Distributed Quantum Computation with Minimum Circuit Execution Time over Quantum Networks
Ranjani G Sundaram, Himanshu Gupta, C. R. Ramakrishnan
TL;DR
The paper tackles distributed quantum computation over quantum networks by minimizing circuit execution time under memory, entanglement-generation, and decoherence constraints. It introduces a two-step framework: (1) allocate circuit qubits to network memories using a max-QAP-based approximation, augmenting the circuit graph with dummy nodes to fit a max-QAP formulation, and (2) devise efficient EP-generation schedules using dynamic programming for total consumption orders and greedy methods for general orders, incorporating telegates and cat-entanglements. Key contributions include provable NP-hardness of the core problem, a 4-approximation qubit-allocation method, optimal DP and scalable greedy EP-generation strategies, and a near-optimal CE-based approach via a densest-subgraph formulation. The approach is validated with NetSquid simulations, showing up to 95% improvements over prior work and highlighting the practical impact for scalable quantum-network-assisted computations. The framework lays the groundwork for dynamic qubit allocation and more sophisticated EP-generation policies in future distributed quantum computing systems.
Abstract
Present quantum computers are constrained by limited qubit capacity and restricted physical connectivity, leading to challenges in large-scale quantum computations. Distributing quantum computations across a network of quantum computers is a promising way to circumvent these challenges and facilitate large quantum computations. However, distributed quantum computations require entanglements (to execute remote gates) which can incur significant generation latency and, thus, lead to decoherence of qubits. In this work, we consider the problem of distributing quantum circuits across a quantum network to minimize the execution time. The problem entails mapping the circuit qubits to network memories, including within each computer since limited connectivity within computers can affect the circuit execution time. We provide two-step solutions for the above problem: In the first step, we allocate qubits to memories to minimize the estimated execution time; for this step, we design an efficient algorithm based on an approximation algorithm for the max-quadratic-assignment problem.

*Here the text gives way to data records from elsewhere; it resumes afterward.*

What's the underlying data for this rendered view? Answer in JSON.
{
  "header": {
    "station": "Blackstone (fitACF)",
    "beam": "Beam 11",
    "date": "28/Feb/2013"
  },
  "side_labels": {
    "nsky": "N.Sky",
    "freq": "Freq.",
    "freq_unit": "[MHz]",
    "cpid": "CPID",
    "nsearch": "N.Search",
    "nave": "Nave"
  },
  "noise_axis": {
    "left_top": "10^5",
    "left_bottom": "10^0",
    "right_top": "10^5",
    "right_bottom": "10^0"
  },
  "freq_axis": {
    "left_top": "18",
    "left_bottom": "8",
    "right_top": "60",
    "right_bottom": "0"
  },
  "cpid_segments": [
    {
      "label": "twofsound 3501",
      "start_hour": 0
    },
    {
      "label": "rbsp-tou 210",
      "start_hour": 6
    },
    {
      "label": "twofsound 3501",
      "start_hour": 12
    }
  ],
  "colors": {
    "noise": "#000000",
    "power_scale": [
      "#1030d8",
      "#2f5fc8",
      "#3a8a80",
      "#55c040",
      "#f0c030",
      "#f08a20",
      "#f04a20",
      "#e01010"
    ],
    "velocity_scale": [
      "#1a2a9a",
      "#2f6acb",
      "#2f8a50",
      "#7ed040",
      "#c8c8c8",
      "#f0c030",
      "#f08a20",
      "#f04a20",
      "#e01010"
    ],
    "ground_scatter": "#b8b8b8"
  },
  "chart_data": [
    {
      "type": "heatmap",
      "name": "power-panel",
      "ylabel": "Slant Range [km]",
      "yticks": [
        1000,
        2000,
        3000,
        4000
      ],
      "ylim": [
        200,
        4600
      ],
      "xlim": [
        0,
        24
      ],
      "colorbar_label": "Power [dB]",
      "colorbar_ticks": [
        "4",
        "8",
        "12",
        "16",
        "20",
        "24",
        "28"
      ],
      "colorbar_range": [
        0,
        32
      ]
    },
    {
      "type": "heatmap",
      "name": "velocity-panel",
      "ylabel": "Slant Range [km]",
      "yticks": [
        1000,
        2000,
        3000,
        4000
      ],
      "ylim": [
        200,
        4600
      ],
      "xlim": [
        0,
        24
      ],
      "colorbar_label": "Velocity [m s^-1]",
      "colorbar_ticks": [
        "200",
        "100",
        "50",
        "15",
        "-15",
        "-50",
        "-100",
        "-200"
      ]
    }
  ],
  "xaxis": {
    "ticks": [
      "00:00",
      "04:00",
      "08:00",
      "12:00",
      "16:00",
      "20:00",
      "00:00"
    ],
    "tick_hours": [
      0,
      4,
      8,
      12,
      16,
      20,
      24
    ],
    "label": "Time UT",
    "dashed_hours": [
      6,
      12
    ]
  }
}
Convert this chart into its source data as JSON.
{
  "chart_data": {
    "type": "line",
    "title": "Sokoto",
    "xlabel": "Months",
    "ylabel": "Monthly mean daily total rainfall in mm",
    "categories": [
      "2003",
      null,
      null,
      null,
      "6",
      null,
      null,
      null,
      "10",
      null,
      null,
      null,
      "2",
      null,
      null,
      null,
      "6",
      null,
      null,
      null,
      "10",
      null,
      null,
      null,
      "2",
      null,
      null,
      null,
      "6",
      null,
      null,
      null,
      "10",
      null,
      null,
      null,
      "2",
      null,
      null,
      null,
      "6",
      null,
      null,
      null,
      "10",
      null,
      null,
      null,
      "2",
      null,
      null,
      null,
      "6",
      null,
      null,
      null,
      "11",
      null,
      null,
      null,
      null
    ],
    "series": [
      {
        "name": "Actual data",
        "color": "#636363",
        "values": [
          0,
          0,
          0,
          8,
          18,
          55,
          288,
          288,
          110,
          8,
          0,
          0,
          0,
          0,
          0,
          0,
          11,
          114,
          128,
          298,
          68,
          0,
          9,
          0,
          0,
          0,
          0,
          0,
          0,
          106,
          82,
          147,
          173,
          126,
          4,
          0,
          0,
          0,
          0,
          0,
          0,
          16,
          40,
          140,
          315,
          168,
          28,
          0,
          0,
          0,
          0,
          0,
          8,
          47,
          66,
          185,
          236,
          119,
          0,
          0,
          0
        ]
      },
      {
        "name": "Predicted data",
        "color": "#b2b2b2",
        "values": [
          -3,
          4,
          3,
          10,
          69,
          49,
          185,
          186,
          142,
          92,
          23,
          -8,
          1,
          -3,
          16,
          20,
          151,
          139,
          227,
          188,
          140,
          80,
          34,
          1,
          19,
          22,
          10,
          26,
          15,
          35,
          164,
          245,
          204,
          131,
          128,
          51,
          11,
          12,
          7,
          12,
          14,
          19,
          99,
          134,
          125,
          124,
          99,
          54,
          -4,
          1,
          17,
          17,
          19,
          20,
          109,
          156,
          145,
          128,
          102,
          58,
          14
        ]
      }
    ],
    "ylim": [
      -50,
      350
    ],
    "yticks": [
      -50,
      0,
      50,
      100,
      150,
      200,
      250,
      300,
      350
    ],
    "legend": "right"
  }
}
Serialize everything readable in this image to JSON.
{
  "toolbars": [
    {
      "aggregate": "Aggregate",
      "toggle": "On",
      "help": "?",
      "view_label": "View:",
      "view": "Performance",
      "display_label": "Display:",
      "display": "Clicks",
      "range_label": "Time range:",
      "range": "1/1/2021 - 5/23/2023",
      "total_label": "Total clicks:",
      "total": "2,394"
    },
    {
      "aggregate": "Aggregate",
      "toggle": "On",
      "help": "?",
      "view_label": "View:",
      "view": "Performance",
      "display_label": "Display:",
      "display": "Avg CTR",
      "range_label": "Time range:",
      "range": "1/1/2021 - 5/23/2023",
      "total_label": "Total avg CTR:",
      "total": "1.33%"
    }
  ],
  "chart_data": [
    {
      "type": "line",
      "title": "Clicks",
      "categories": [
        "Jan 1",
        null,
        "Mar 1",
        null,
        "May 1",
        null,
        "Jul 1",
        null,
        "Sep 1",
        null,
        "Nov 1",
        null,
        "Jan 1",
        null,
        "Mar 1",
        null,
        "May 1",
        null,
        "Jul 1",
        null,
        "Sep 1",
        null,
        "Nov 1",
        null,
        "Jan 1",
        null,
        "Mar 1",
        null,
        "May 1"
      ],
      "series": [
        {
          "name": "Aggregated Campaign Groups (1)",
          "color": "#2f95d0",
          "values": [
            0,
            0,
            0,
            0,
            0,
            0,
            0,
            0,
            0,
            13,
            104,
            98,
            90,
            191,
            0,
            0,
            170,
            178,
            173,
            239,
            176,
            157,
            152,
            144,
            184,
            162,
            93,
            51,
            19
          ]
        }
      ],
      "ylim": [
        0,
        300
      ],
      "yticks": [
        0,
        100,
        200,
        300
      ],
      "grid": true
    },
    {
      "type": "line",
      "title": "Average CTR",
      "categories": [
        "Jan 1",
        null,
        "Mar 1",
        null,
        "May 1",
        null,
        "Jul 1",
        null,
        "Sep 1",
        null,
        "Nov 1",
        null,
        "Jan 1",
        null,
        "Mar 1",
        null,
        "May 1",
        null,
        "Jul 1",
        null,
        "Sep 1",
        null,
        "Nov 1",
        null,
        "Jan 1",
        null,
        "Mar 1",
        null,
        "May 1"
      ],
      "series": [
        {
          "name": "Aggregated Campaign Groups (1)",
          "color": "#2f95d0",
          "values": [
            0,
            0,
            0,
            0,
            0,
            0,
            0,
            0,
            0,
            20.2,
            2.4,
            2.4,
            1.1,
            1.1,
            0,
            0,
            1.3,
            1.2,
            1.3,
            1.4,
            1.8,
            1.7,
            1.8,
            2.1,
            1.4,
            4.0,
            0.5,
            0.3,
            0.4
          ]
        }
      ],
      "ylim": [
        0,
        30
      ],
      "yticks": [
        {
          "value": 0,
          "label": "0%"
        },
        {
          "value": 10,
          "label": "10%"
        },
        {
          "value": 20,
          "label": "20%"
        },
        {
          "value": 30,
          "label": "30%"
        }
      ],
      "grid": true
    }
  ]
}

In the second step, we determine an efficient execution scheme, including generating required entanglements with minimum latency under the network resource and decoherence constraints; for this step, we develop two algorithms with appropriate performance guarantees under certain settings or assumptions. We consider multiple protocols for executing remote gates, viz., telegates and cat-entanglements. With extensive simulations over NetSquid, a quantum network simulator, we demonstrate the effectiveness of our developed techniques and show that they outperform a scheme based on prior work by up to 95%.